One possible solution is to read the bits electronically but write them magnetically, thereby removing the need for high electrical currents and cooling mechanisms. This method requires a material in which the electrical polarisation can be controlled by changing the magnetic field, but so far no such materials have been discovered.
A crucial first step is to find materials that can display both electrical polarisation and magnetisation at the same time, known as multiferroic materials. Multiferroic materials are challenging to make as there is often competition between their electronic structure requirements, which give rise to each property, and they also have strict symmetry conditions for the overall crystal structure of the material, which must be fulfilled.
Electrical polarisation is impossible in materials with a centre of inversion, so breaking the inversion symmetry of the material is crucial for electrical polarisation to occur. As this is a very common property of many materials’ crystal structures, this limits the number of potential compounds capable of showing multiferroic behaviour, and remains a barrier to the possibility of magnetic data writing.

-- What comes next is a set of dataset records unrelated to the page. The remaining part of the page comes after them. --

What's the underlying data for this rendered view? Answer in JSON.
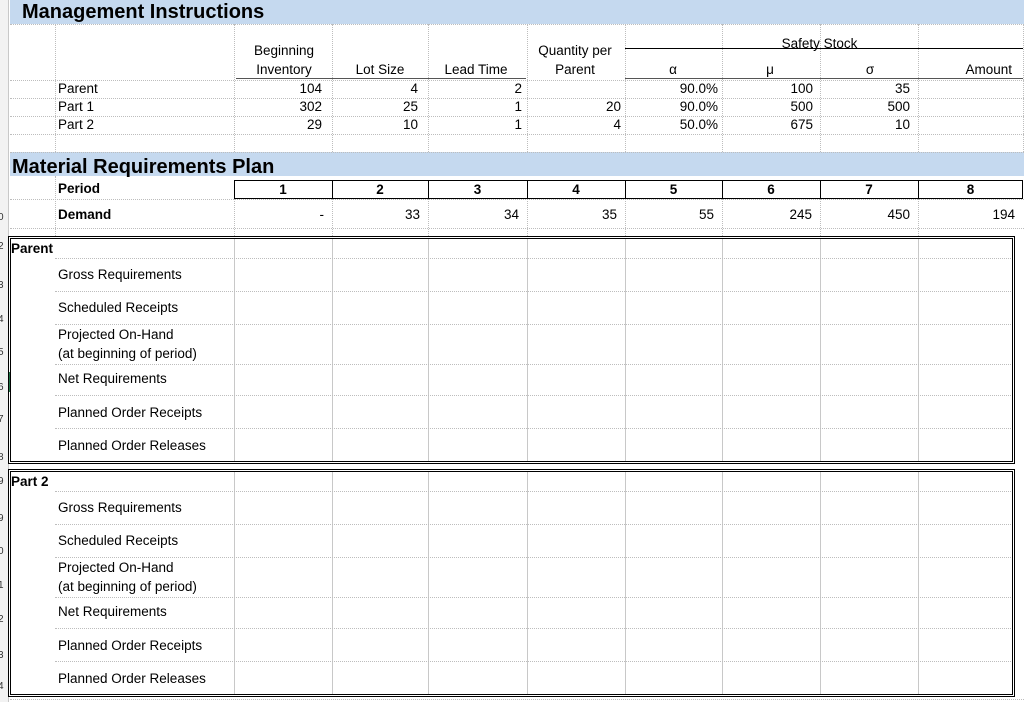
{
  "management": {
    "title": "Management Instructions",
    "headers": {
      "beginning_inventory": [
        "Beginning",
        "Inventory"
      ],
      "lot_size": "Lot Size",
      "lead_time": "Lead Time",
      "qty_per_parent": [
        "Quantity per",
        "Parent"
      ],
      "safety_stock": "Safety Stock",
      "alpha": "α",
      "mu": "μ",
      "sigma": "σ",
      "amount": "Amount"
    },
    "rows": [
      {
        "name": "Parent",
        "beginning_inventory": "104",
        "lot_size": "4",
        "lead_time": "2",
        "qty_per_parent": "",
        "alpha": "90.0%",
        "mu": "100",
        "sigma": "35",
        "amount": ""
      },
      {
        "name": "Part 1",
        "beginning_inventory": "302",
        "lot_size": "25",
        "lead_time": "1",
        "qty_per_parent": "20",
        "alpha": "90.0%",
        "mu": "500",
        "sigma": "500",
        "amount": ""
      },
      {
        "name": "Part 2",
        "beginning_inventory": "29",
        "lot_size": "10",
        "lead_time": "1",
        "qty_per_parent": "4",
        "alpha": "50.0%",
        "mu": "675",
        "sigma": "10",
        "amount": ""
      }
    ]
  },
  "mrp": {
    "title": "Material Requirements Plan",
    "period_label": "Period",
    "periods": [
      "1",
      "2",
      "3",
      "4",
      "5",
      "6",
      "7",
      "8"
    ],
    "demand_label": "Demand",
    "demand": [
      "-",
      "33",
      "34",
      "35",
      "55",
      "245",
      "450",
      "194"
    ],
    "blocks": [
      {
        "name": "Parent",
        "rows": [
          "Gross Requirements",
          "Scheduled Receipts",
          [
            "Projected On-Hand",
            "(at beginning of period)"
          ],
          "Net Requirements",
          "Planned Order Receipts",
          "Planned Order Releases"
        ]
      },
      {
        "name": "Part 2",
        "rows": [
          "Gross Requirements",
          "Scheduled Receipts",
          [
            "Projected On-Hand",
            "(at beginning of period)"
          ],
          "Net Requirements",
          "Planned Order Receipts",
          "Planned Order Releases"
        ]
      }
    ]
  },
  "row_numbers": [
    "0",
    "2",
    "3",
    "4",
    "5",
    "6",
    "7",
    "8",
    "9",
    "9",
    "0",
    "1",
    "2",
    "3",
    "4"
  ]
}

However, the new approach described by Matthew Rosseinsky, from the University of Liverpool in the UK, and colleagues, side-steps this problem by showing how two centrosymmetric perovskite materials can be combined in such a way as to break the inversion symmetry of the whole material. Depositing alternating layers of yttrium iron oxide (YFeO3) and lanthanum iron oxide (LaFeO3) using a laser produces a larger heterostructure in which the alternating layers of Y3+ and La3+ cations combine with the tilting of the FeO6 octahedra to remove the centre of inversion symmetry.

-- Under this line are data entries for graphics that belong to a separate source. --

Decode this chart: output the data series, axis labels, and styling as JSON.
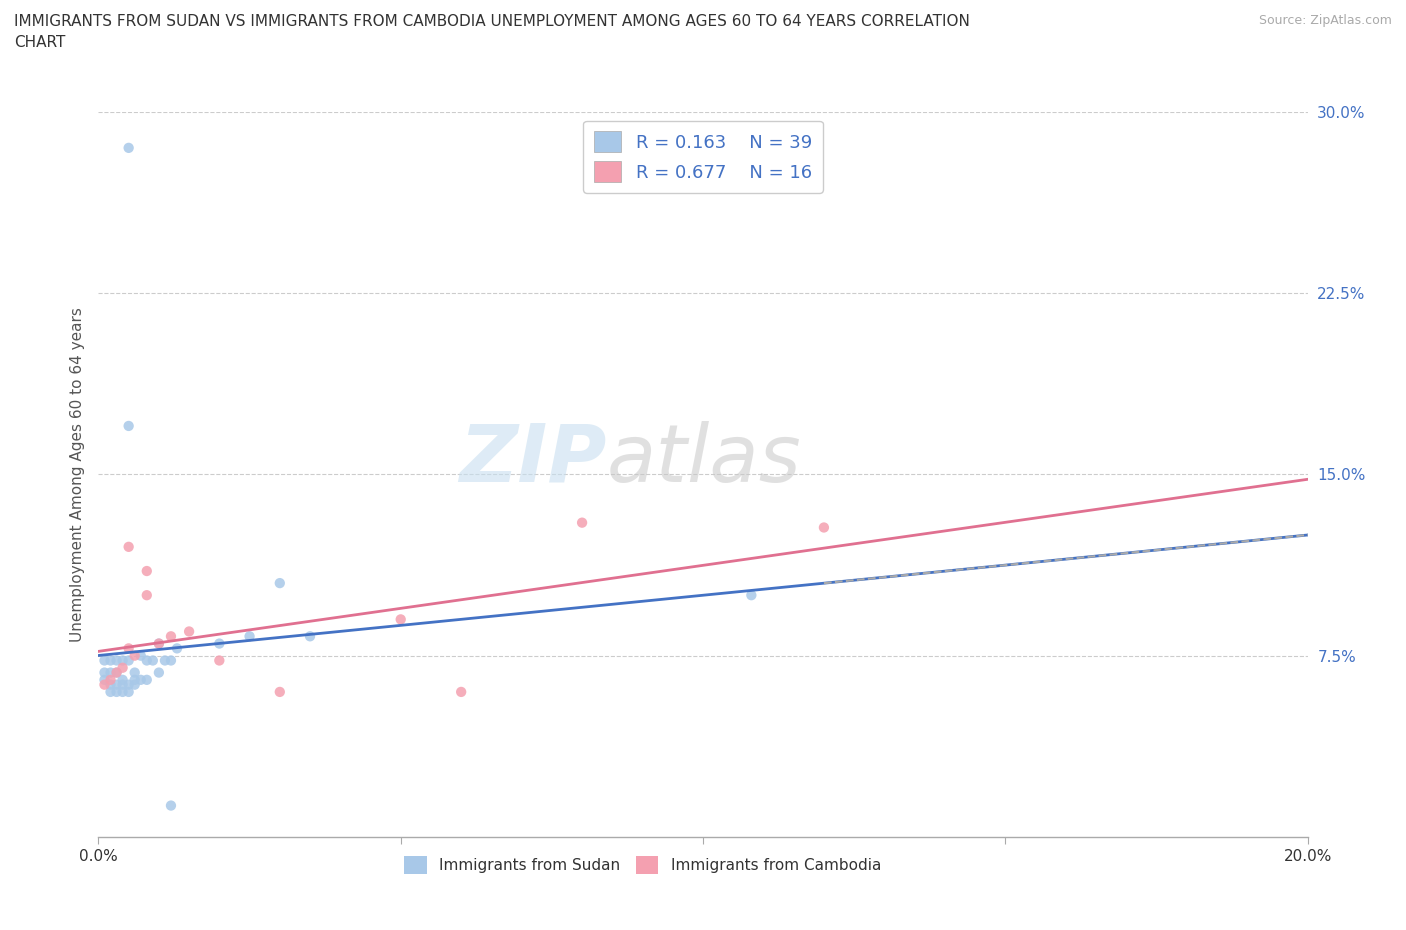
{
  "title_line1": "IMMIGRANTS FROM SUDAN VS IMMIGRANTS FROM CAMBODIA UNEMPLOYMENT AMONG AGES 60 TO 64 YEARS CORRELATION",
  "title_line2": "CHART",
  "source_text": "Source: ZipAtlas.com",
  "ylabel": "Unemployment Among Ages 60 to 64 years",
  "xlim": [
    0.0,
    0.2
  ],
  "ylim": [
    0.0,
    0.3
  ],
  "xticks": [
    0.0,
    0.05,
    0.1,
    0.15,
    0.2
  ],
  "yticks": [
    0.0,
    0.075,
    0.15,
    0.225,
    0.3
  ],
  "sudan_color": "#a8c8e8",
  "cambodia_color": "#f4a0b0",
  "sudan_line_color": "#4472c4",
  "cambodia_line_color": "#e07090",
  "sudan_dash_color": "#aaaaaa",
  "background_color": "#ffffff",
  "grid_color": "#cccccc",
  "sudan_x": [
    0.005,
    0.005,
    0.001,
    0.001,
    0.001,
    0.002,
    0.002,
    0.002,
    0.002,
    0.003,
    0.003,
    0.003,
    0.004,
    0.004,
    0.005,
    0.005,
    0.006,
    0.006,
    0.007,
    0.007,
    0.008,
    0.008,
    0.009,
    0.01,
    0.01,
    0.011,
    0.012,
    0.013,
    0.012,
    0.02,
    0.025,
    0.03,
    0.035,
    0.108,
    0.003,
    0.004,
    0.004,
    0.005,
    0.006
  ],
  "sudan_y": [
    0.285,
    0.17,
    0.065,
    0.068,
    0.073,
    0.06,
    0.063,
    0.068,
    0.073,
    0.063,
    0.068,
    0.073,
    0.06,
    0.065,
    0.063,
    0.073,
    0.063,
    0.068,
    0.065,
    0.075,
    0.065,
    0.073,
    0.073,
    0.068,
    0.08,
    0.073,
    0.073,
    0.078,
    0.013,
    0.08,
    0.083,
    0.105,
    0.083,
    0.1,
    0.06,
    0.063,
    0.073,
    0.06,
    0.065
  ],
  "cambodia_x": [
    0.001,
    0.002,
    0.003,
    0.004,
    0.005,
    0.006,
    0.008,
    0.01,
    0.012,
    0.015,
    0.02,
    0.03,
    0.05,
    0.06,
    0.08,
    0.12,
    0.005,
    0.008
  ],
  "cambodia_y": [
    0.063,
    0.065,
    0.068,
    0.07,
    0.078,
    0.075,
    0.11,
    0.08,
    0.083,
    0.085,
    0.073,
    0.06,
    0.09,
    0.06,
    0.13,
    0.128,
    0.12,
    0.1
  ]
}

The resulting material has the desired piezoelectric and ferromagnetic properties, and raises the possibility of forming a new class of polarisable and magnetic compounds in this way. ‘Layered deposition is important in order to control the distribution of the yttrium and lanthanum cations,’ says Rosseinsky. ‘A conventional solid-state chemical reaction would produce a random distribution, which would not display the required properties’.
Paolo Radaelli, who researches the electronic properties of transition metal oxides at the University of Oxford, UK, agrees: ‘This is a very important result. Engineering materials by stacking two or more phases in a pattern that breaks the centre of inversion is an extremely promising route towards room temperature, robust multiferroic behaviour’.
The team is now looking to expand the technique to other perovskite materials.